The rule about getting to the (uncivilised) other side of the garden was not that a plane would have to fly over the shed roof: it was that it had to fly wherever it went from the back garden without going round the shed. This left open another possible route: flying from our back garden over the garden of the house behind ours and landing on the path at the other side. Clearly, this was extremely dangerous, because if a plane landed in Mr Bolton's garden it was gone forever. One of Roy's characters, Tufty, managed to achieve this feat, though, and from then on we called it "doing a Tufty". Doing a Tufty was such a risk that the pilot got a special medal. Flying the other way (into our back garden from the street round the corner) was even harder, because it offered less of a target and the winds were unfavourable. It was possible, though, and those who did it were also awarded a medal for "doing a reverse Tufty".

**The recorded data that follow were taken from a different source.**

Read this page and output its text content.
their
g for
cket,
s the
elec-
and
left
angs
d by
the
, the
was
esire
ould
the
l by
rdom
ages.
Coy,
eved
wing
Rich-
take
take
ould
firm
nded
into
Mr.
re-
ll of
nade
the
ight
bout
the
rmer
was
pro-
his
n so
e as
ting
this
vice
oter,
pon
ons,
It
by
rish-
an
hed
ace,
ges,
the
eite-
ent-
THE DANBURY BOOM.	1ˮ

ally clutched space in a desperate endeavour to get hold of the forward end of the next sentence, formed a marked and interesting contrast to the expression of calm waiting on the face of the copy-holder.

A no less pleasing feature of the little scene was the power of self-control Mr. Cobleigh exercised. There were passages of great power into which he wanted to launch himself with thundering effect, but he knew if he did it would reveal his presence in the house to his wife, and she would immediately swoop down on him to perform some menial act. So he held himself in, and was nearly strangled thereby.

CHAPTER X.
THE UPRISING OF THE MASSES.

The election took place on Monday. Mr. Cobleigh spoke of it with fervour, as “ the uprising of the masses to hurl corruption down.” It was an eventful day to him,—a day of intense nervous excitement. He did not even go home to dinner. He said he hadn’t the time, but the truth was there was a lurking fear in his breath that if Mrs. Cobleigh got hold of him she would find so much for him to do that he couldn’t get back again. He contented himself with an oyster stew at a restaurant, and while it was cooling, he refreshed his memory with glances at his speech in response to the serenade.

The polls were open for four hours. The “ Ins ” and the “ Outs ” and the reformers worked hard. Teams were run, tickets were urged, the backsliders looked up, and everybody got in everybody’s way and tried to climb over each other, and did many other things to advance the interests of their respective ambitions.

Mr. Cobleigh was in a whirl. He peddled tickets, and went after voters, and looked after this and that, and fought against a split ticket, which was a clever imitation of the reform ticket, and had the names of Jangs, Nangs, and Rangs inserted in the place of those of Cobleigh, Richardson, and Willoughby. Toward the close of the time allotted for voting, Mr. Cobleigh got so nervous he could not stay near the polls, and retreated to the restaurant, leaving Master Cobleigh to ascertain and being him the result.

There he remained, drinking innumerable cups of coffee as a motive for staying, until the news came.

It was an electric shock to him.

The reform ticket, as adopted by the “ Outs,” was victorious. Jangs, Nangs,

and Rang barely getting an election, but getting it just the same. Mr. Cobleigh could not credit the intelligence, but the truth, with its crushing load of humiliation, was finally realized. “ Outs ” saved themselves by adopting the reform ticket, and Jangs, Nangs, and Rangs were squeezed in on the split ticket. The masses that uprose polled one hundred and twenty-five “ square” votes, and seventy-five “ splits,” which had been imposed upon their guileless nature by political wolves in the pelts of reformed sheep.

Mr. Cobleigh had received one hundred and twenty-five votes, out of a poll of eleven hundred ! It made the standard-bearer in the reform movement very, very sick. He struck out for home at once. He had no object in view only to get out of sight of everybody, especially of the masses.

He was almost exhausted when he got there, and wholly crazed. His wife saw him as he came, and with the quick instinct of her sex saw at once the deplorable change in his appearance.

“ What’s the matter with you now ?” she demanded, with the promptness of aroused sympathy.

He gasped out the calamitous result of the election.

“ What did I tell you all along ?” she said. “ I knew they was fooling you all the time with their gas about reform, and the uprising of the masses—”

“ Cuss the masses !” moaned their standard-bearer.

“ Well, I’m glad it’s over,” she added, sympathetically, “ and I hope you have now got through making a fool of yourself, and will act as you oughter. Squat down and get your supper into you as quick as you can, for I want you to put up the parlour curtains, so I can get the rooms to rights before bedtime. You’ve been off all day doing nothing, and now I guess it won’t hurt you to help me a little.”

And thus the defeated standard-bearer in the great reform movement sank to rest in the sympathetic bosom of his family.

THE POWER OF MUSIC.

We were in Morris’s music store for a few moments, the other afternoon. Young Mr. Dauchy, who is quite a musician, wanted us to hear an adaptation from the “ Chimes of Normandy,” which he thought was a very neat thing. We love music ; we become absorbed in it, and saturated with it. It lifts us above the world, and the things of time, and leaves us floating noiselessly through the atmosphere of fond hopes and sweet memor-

I've written a lot here, but I've barely scratched the surface. We had royal families, rebels, civil wars, regiments with special duties (including bandsmen and military police), foot battles, tombs, female characters, attempts to fly over the house — oh, and cycle rides (rather than throw a plane all the way to the next village, it could travel in a saddlebag IF its pilot was stuck to the ground-facing side of the bike's front wheel).

The last time we played paper aeroplanes was probably around the autumn of 1975. I had exams the following summer, so that put an end to it. My brother stopped playing as well: although our paracosms were separate, we did regard them as the same game and it did need two players so we could give each other updates about their respective dramas and could watch major battles taking place. I thought at the time that we might play it again when we got older, but sadly society frowns on such activities when undertaken by grown men. I did once write a computer simulation of the weather round our garden, but it wasn't the same.

Playing alone wouldn't have been the same, either.